Summary of the alkylation interference on specific complexes between MutY and M25 with DNA containing an A/G or A/GO mismatch. (A–C) MutY with A/G-containing DNA, MutY with A/GO-containing DNA and M25 with A/GO-containing DNA, respectively. The data in (A) are derived from Lu et al. (17). The methylation interference sites on purines are colored in blue for G_23, G₂₄ and G₂₅ in the major groove and colored in green for mismatched A and GO as well as A₁₈, A₁₉, A₂₀ and A₂₁ that are believed to be in the minor groove. Methylated purines with strong and weak interference effects on protein binding are in dark and light colors, respectively. Ethylated phosphate groups show strong and weak interference effects on protein binding are shaded in red and purple, respectively. The phosphate groups at the 5′ and 3′ sides of mismatched bases are labeled with positive and negative numbers, respectively, and the phosphates immediately 5′ to the mismatched bases are labeled as position 0. The sequence positions are labeled between base pairs with respect to the A-strand from the 5′ end of the 40mer DNA. GO is marked as O. The DNA shown is bent with the mismatched A flipped-out from the DNA helix according to the DNA structure in AlkA–DNA complex (34).

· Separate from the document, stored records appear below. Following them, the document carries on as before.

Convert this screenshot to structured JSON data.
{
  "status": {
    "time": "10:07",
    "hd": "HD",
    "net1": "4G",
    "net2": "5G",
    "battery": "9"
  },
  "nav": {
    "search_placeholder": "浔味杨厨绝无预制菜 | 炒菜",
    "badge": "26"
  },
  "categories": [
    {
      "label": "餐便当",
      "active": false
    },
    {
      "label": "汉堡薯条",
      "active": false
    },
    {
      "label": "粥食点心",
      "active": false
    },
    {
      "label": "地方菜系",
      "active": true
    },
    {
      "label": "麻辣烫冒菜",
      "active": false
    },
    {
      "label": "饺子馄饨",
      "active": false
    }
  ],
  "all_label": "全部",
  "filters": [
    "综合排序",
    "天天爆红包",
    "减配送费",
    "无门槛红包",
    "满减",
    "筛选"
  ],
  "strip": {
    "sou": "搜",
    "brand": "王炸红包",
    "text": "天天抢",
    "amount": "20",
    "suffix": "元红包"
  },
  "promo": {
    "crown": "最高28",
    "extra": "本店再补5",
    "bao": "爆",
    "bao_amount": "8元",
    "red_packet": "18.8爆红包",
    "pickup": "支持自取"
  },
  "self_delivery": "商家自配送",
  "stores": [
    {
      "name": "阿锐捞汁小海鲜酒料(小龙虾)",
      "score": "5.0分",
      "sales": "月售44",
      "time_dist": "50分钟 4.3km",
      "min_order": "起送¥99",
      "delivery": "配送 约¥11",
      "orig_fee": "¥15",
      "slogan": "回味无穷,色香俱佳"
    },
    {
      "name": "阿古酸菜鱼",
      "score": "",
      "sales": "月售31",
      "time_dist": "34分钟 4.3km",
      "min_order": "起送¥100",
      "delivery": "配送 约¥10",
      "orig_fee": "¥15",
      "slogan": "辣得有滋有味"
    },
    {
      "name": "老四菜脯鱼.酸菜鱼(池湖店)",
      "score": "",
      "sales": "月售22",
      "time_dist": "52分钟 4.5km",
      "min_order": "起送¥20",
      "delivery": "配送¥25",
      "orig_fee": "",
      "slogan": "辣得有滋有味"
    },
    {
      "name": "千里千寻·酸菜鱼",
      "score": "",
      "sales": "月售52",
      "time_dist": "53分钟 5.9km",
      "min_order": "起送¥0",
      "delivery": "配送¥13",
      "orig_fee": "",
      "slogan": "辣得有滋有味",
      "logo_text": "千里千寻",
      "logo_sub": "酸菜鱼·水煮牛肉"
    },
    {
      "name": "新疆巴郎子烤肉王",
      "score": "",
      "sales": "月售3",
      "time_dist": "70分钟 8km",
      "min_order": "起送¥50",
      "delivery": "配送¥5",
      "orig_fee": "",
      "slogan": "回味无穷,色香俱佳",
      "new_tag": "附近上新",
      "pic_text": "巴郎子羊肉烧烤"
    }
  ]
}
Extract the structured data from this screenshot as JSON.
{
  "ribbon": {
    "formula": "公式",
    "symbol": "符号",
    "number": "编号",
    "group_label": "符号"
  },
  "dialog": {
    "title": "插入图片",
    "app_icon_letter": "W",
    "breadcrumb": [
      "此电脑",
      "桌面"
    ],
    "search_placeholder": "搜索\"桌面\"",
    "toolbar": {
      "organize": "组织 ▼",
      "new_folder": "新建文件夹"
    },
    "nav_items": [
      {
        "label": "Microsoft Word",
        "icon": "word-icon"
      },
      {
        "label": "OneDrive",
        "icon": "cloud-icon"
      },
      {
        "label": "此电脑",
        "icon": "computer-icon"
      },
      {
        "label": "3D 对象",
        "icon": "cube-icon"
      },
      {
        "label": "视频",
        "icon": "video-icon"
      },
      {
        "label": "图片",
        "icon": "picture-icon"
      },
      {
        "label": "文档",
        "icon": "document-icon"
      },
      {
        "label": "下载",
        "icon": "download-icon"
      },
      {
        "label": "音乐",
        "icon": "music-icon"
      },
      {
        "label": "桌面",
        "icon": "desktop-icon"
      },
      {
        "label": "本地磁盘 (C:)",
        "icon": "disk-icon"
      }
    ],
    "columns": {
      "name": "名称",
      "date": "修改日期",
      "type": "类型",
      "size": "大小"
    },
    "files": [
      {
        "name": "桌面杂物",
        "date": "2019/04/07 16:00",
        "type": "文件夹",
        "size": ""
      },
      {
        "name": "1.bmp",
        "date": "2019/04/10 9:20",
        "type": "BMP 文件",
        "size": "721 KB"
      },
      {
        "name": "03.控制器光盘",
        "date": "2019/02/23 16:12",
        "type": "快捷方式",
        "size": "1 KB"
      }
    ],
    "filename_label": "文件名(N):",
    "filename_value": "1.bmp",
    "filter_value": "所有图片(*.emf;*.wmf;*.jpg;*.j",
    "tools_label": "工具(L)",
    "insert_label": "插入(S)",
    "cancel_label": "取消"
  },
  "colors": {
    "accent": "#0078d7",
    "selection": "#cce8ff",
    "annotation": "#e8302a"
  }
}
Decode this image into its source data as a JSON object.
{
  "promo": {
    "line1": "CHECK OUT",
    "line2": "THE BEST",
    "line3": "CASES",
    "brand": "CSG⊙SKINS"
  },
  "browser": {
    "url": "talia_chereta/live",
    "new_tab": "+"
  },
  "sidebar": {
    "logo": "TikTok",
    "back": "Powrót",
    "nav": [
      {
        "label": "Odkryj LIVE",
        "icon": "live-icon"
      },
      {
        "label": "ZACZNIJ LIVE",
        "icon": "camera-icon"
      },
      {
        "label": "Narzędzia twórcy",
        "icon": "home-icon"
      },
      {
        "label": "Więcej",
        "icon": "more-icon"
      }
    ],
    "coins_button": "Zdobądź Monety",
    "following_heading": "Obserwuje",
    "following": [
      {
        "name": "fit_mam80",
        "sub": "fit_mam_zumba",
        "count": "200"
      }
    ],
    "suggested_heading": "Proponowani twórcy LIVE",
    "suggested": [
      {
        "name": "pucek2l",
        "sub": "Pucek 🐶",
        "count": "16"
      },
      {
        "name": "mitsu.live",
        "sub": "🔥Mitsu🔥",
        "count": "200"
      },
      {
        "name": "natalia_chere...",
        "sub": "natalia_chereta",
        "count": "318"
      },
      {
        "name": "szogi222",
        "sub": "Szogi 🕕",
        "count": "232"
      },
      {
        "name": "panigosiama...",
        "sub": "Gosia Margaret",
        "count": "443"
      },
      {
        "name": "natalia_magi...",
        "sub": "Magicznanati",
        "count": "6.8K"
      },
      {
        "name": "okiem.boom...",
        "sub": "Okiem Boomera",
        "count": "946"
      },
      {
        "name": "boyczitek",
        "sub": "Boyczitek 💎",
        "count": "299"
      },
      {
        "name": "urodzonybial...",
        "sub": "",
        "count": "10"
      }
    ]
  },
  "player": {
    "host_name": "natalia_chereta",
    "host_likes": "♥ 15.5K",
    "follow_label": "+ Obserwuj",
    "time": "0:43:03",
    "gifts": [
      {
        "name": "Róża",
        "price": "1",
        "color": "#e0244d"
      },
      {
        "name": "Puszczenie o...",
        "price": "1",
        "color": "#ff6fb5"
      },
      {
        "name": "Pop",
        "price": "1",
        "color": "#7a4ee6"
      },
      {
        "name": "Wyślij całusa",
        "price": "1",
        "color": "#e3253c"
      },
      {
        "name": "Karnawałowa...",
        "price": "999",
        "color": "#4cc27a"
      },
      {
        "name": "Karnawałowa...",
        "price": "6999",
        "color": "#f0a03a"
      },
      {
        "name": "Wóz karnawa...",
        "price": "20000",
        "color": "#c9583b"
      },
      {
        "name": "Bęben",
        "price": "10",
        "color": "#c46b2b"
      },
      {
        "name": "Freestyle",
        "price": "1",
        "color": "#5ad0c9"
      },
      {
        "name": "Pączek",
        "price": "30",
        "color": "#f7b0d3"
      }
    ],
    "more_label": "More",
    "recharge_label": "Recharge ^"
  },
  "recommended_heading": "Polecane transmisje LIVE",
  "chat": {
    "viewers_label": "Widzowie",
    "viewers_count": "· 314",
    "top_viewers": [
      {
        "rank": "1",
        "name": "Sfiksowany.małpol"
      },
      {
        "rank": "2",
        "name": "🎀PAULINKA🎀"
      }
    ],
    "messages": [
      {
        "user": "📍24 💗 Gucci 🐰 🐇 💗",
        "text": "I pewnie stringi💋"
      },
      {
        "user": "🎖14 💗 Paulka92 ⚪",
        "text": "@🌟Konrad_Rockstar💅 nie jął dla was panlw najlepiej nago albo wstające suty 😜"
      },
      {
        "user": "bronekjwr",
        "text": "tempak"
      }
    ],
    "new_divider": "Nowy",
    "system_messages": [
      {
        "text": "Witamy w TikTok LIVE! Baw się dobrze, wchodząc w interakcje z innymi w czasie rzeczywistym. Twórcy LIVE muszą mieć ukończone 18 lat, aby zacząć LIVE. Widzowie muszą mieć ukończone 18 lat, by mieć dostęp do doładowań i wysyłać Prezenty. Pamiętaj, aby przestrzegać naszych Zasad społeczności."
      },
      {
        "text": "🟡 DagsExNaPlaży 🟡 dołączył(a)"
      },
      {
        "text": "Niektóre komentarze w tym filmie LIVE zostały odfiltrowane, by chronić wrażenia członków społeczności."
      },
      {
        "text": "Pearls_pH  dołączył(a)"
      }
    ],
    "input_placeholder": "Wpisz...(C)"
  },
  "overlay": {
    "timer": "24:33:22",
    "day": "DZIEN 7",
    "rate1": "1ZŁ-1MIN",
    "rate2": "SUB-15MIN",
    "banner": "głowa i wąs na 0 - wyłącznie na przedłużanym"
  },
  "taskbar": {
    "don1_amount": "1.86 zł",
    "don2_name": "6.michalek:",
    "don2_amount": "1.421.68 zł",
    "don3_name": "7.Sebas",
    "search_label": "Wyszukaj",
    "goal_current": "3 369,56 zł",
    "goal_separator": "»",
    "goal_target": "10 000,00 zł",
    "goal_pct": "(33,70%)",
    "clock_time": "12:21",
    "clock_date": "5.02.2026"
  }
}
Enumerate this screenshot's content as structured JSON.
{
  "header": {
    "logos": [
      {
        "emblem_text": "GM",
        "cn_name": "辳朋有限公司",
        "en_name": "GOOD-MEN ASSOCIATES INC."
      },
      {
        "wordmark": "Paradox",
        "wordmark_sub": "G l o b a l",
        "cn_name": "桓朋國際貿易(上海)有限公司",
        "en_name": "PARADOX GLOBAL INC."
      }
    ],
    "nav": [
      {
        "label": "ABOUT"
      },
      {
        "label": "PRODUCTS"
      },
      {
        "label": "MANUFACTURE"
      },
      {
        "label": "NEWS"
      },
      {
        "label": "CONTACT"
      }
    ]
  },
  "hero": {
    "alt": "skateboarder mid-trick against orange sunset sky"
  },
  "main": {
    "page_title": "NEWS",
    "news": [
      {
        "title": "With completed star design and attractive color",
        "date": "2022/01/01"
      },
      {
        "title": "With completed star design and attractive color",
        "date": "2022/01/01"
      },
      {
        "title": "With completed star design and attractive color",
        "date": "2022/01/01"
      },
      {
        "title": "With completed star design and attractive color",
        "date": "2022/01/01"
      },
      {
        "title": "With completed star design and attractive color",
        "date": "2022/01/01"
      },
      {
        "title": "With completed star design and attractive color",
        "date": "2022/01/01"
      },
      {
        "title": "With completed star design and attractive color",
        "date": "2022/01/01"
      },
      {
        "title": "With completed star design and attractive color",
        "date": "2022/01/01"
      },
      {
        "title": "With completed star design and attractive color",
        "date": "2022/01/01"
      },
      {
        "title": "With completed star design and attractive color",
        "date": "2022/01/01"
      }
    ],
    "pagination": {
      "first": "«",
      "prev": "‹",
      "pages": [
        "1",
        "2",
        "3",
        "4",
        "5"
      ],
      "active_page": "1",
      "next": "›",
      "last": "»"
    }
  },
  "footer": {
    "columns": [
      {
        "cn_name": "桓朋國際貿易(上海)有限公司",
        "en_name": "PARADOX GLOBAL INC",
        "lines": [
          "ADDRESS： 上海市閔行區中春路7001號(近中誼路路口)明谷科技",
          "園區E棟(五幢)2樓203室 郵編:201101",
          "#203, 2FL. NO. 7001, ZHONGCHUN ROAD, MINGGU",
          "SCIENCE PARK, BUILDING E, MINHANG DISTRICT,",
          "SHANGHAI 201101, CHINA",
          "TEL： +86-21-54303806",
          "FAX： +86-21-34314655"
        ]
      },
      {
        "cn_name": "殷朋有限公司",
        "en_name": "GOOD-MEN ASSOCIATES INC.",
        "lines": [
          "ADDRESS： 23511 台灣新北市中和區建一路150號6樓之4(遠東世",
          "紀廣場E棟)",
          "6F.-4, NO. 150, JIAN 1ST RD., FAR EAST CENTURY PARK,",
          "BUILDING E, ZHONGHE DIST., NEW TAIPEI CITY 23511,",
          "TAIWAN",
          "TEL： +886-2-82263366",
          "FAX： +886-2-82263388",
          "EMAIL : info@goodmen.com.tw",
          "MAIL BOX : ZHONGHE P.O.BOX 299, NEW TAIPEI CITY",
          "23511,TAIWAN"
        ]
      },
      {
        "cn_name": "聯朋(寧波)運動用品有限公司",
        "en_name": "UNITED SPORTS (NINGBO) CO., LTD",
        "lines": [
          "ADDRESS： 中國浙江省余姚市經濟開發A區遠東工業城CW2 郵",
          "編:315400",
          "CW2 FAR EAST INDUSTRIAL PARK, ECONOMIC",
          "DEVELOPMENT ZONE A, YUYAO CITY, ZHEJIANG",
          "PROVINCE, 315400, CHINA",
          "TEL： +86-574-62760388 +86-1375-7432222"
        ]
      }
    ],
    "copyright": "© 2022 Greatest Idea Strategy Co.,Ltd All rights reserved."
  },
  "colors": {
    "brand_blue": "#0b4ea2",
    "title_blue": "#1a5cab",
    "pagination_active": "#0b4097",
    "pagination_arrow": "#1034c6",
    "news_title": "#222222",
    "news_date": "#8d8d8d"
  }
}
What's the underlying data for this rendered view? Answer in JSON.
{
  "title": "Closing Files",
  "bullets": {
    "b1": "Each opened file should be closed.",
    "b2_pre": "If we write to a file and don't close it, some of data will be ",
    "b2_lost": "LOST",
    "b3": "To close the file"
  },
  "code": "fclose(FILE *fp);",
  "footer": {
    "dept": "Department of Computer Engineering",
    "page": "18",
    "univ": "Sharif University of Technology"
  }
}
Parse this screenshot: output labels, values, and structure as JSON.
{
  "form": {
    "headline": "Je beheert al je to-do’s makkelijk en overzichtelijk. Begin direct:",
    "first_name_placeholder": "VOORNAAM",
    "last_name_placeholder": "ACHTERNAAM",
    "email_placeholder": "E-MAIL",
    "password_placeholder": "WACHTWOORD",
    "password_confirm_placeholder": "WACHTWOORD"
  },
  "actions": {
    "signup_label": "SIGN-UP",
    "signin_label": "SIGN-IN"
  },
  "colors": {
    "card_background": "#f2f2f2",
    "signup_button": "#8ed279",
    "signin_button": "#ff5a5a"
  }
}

Arrows mark the phosphates that interact with the HhH motif of MutY.

Figure 8

Spatial distributions of the contacts of MutY and M25 on the distorted DNA based on the coordinates of DNA from an AlkA–DNA co-crystal structure (34). The DNA shown here contains a 1-azaribose abasic base and has a different sequence than the one used in these experiments. (C and D) are viewed at 180° from (A and B) in which the minor groove is on the left and major groove on the right. The color codes are similar to those in Figure 7. The N3 group of mismatched A and the N7 group of mismatched GO (green blocks) are shown in (A) but are at the back of (C). The N7 groups of G₂₃ and G₂₄ (blue cylinders) as well as the N3 groups of A₂₀ and A₂₁ (green blocks) in the minor groove can be viewed in (C). Ethylated phosphate groups show strong, weak and no interference effects on protein binding are represented as red, purple and yellow spheres in different sizes, respectively. The 5′ and 3′ ends of the A-strand, as well as the phosphates that interact with the HhH motif of MutY, are marked.